Immunonkologie: Neue Perspektiven

T-Zellen greifen Krebszellen an
Krebsimmuntherapien eröffnen neue Perspektiven. Foto: ©iStock.com/wildpixel

„Viele Melanom-Patient:innen haben mit den modernen Arzneimitteln eine Chance auf Langzeitüberleben“, so Dr. Holger Krönig, Senior Medical Director Hematology & Oncology bei Bristol Myers Squibb, im Pharma Fakten-Interview. Und auch bei vielen anderen Krebsarten – etwa in der Lunge oder der Brust – eröffnen Immuntherapien Perspektiven, die es früher nicht gab. „Wir haben Patienten mit metastasiertem Lungenkrebs, die 10 Jahre leben – und das mit 2 Tabletten am Tag“, erzählte Mediziner Professor Dr. Jürgen Wolf 2023 auf einer Veranstaltung (s. Pharma Fakten). Früher lag das mediane Überleben dieser Menschen bei wenigen Monaten.

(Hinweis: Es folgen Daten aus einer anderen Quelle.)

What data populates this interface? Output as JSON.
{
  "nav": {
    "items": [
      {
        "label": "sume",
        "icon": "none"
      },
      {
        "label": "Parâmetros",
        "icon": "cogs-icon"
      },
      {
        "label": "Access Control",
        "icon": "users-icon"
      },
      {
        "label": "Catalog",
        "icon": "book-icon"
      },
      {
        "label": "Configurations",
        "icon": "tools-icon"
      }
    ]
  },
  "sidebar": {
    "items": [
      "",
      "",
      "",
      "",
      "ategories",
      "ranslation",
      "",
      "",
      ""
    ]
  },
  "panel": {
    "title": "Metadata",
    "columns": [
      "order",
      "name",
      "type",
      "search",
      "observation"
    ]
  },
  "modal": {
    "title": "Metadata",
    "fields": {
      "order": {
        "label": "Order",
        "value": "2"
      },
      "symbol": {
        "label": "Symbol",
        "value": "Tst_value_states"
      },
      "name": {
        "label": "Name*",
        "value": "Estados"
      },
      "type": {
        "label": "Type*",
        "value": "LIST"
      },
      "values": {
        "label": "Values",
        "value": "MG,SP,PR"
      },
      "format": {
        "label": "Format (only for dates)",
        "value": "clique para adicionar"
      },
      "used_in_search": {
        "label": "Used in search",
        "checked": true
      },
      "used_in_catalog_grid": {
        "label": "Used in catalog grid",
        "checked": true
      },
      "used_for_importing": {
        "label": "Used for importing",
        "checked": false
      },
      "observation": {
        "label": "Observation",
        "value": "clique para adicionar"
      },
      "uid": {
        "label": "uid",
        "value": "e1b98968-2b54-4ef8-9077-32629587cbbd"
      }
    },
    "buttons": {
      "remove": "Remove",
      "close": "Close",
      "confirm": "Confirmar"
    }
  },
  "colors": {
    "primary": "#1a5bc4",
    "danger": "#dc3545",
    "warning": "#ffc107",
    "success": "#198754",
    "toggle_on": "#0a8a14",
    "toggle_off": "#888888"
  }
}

BIOPHARMADIVE.com berichtet von einer Lungenkrebspatientin, die 2015 – den Tod vor Augen – eine neuartige Immuntherapie erhielt: 2016 beendete sie die Behandlung – und seitdem gibt es keine Krebs-Anzeichen mehr. Eine andere Patientin, die nach mehreren vorangegangenen Behandlungen nun eine Kombi aus Immun- und Chemotherapie bekommt, erklärt: „Man sagt mir, dass das eine Behandlung auf Lebenszeit sein wird.“ Sie könne sich „gut vorstellen“, damit für den Rest ihres Lebens glücklich zu sein, „denn die Nebenwirkungen sind minimal und verkraftbar.“

Was für den einen Menschen die perfekte Lösung ist, funktioniert bei anderen nicht; das Ansprechen auf die Therapie, die möglichen Nebenwirkungen – all das kann von Patient:in zu Patient:in sehr unterschiedlich sein. So ist das immer in der Medizin. Und daher gilt: Die Immuntherapie ist kein Wundermittel. Bei vielen Betroffenen und Krebsarten liefen die Hoffnungen bislang ins Leere – nicht umsonst sind Tumorerkrankungen nach wie vor ein Hauptfokus forschender Pharmaunternehmen. Aber vielen Menschen hat die Immunonkologie Lebenszeit geschenkt, die vorher nicht denkbar war; für manche könnte sie gar Heilung bedeuten. Das hätte vor rund einem Jahrzehnt niemand ahnen können. Was wohl in zehn Jahren sein wird?